Pemilih ditembak mati di tempat pemungutan suara Chad: komisi pemilihan

Seorang pria ditembak mati pada hari Senin setelah memberikan suara dalam pemilihan presiden Chad oleh seorang penyerang yang tidak memiliki kartu pemilihan dan telah dilarang memilih, kata pejabat pemilihan kepada Agence France-Presse.

Pria bersenjata tak dikenal itu melepaskan tembakan tanpa pandang bulu, mengenai seorang pria berusia 65 tahun yang baru saja memberikan suaranya di Moundou, kata Ousmane Houibe, kepala badan pemilihan ANGE di kota selatan.

Penembak itu termasuk di antara sekelompok orang yang menuntut hak untuk memilih dalam pemilihan, di mana saingan utama pemimpin junta dan presiden transisi Mahamat Idriss Deby Itno adalah Perdana Menteri Succes Masra.

Keadaan insiden itu dikonfirmasi melalui telepon ke Agence France-Presse oleh walikota Moundou Bienvenu Guelmbaye.

Houibe, yang menggambarkannya sebagai insiden yang terisolasi, mengatakan ketenangan telah kembali tetapi para penyerang telah melarikan diri.

Seorang pejabat dari kantor kejaksaan Moundou, yang berbicara dengan syarat anonim, mengatakan para penyerang sedang diwawancarai, sementara walikota berbicara tentang empat penangkapan.

“Orang-orang tak dikenal menyerbu ke tempat pemungutan suara di sekolah Bellevue, ingin memilih tetapi tidak memiliki kartu pemilih, bersikeras,” kata Houibe.

“Dalam pertengkaran itu, seorang individu tak dikenal menarik senjatanya dan menembak, peluru mengenai seorang pemilih berusia 65 tahun, yang baru saja memilih dan yang akan pergi.

“Dia meninggal di tempat,” kata Houibe, menambahkan agresor ingin “mengintimidasi anggota tempat pemungutan suara”.

Pemilihan presiden Chad bertujuan untuk mengakhiri tiga tahun pemerintahan militer yang oleh para penentang pemimpin junta Deby dianggap tetap.

Pemungutan suara akan memutuskan apakah akan memperpanjang tiga dekade pemerintahan keluarga Deby, di negara yang penting untuk memerangi jihadisme di seluruh wilayah gurun Sahel.

Chad adalah yang pertama dari empat rezim militer di Sahel yang mengadakan pemilihan setelah kudeta berturut-turut di Mali, Burkina Faso dan Niger sejak 2020.

Mantan pemimpin oposisi Masra telah dikecam sebagai antek oleh para kritikus karena tidak adanya penantang serius lainnya.
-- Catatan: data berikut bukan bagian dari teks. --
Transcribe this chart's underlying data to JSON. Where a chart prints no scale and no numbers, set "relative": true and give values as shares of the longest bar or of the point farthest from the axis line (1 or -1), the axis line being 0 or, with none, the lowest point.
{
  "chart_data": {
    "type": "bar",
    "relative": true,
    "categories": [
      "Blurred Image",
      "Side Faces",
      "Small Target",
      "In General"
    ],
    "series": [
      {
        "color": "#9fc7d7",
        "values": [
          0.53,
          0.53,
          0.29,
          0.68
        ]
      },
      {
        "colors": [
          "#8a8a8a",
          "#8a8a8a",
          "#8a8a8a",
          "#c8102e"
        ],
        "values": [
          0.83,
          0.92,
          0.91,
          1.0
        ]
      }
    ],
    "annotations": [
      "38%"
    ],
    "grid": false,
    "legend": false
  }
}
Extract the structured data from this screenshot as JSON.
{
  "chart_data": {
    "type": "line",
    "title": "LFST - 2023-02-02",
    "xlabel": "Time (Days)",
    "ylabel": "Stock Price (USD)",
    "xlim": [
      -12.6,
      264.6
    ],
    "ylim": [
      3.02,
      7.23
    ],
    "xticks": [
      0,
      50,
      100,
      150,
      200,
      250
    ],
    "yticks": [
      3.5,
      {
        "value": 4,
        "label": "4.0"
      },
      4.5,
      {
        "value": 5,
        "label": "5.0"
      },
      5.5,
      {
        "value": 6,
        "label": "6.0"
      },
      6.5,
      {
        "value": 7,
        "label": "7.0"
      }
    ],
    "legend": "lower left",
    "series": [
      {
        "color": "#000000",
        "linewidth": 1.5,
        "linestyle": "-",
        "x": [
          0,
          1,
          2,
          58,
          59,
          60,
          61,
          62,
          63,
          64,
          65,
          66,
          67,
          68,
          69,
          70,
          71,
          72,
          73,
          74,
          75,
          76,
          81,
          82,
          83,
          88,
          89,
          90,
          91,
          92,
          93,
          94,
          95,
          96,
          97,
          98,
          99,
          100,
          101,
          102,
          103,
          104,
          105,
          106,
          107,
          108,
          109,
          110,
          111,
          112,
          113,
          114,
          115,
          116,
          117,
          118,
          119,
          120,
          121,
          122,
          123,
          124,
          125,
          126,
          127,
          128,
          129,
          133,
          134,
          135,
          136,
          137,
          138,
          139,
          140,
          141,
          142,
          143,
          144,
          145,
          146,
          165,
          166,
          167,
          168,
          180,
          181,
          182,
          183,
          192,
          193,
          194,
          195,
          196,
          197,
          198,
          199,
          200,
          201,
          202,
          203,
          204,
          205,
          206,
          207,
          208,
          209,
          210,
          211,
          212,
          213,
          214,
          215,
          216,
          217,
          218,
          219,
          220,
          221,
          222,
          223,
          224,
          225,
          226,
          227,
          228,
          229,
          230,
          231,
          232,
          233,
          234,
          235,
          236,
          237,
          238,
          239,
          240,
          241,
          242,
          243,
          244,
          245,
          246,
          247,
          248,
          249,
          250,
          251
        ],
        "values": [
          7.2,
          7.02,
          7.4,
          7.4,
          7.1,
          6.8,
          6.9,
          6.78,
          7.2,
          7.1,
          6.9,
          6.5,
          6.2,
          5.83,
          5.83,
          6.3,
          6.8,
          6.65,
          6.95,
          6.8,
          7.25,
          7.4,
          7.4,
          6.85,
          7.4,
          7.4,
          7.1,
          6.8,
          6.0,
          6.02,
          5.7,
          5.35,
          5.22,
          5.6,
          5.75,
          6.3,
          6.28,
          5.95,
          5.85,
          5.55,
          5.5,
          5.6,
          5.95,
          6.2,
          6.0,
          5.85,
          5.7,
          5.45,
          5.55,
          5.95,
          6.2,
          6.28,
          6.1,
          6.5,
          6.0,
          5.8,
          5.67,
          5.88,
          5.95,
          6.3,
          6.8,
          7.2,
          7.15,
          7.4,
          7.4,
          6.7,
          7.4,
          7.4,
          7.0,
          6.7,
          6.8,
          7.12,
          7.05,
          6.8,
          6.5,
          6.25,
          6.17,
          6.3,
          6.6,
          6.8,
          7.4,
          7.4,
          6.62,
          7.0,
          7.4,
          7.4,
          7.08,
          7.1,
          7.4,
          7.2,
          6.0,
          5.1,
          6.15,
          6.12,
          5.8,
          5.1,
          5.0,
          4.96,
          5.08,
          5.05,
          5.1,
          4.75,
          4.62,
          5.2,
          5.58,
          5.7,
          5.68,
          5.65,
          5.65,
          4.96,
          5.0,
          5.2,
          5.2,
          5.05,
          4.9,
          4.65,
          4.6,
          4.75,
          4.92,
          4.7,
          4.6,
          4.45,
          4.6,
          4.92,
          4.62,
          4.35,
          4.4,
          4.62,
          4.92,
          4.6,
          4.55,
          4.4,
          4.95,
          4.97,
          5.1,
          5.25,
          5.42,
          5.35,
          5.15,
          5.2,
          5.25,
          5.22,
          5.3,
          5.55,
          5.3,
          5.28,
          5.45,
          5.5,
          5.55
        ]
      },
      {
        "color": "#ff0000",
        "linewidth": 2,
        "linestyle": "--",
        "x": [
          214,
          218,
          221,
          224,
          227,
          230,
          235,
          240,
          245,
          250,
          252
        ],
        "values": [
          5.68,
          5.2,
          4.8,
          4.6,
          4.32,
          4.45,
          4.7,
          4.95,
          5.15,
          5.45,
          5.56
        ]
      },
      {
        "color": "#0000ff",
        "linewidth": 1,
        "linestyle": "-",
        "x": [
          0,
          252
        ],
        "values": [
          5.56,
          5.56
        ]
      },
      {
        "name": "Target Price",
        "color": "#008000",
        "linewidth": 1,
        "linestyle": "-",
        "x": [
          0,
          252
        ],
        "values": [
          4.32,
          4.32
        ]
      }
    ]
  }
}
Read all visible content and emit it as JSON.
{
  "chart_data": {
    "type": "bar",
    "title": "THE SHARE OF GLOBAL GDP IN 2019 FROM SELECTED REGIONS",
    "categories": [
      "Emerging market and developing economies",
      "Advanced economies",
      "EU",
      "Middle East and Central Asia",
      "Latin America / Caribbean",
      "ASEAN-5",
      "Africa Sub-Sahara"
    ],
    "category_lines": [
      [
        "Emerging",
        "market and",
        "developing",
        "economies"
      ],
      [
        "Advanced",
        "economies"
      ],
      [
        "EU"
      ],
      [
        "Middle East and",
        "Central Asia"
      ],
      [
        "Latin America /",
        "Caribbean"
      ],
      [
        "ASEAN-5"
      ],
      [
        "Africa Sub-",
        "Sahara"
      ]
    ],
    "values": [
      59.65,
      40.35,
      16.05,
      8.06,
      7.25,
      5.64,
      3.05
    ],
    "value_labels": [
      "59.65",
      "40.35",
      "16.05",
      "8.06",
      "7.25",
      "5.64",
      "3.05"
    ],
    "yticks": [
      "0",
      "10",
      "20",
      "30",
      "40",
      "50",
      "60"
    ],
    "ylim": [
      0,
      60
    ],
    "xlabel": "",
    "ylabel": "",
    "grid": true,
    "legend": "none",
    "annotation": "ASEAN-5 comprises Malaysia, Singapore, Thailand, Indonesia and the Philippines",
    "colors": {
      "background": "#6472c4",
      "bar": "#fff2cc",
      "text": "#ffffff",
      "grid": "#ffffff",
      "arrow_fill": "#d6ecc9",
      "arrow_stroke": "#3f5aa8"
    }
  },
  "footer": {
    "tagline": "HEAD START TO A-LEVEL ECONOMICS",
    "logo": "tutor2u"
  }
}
Kedua pria itu telah memperkirakan kemenangan putaran pertama dalam jajak pendapat yang telah diperingatkan oleh kelompok-kelompok hak asasi internasional tidak akan bebas dan tidak adil. Di awal kampanye, pengamat memperkirakan kemenangan besar bagi Deby, 40, yang saingan utamanya terbunuh, dengan yang lain dilarang berdiri.

Namun, Masra, yang juga berusia 40 tahun, telah meningkatkan dukungan yang cukup besar di tunggul dalam beberapa pekan terakhir dan bisa memaksa putaran kedua.

“Saya ingin perubahan di negara saya. Negara ini telah melalui banyak hal,” kata Elia Torndoumbay, 37, seorang perawat pengangguran yang memberikan suara di N’Djamena.

“Saya ingin hari ini fajar dan matahari terbenam sehingga keadilan dan kesetaraan memerintah di negara saya.”

Leave a Reply

Your email address will not be published. Required fields are marked *

Proudly powered by WordPress | Theme: Cute Blog by Crimson Themes.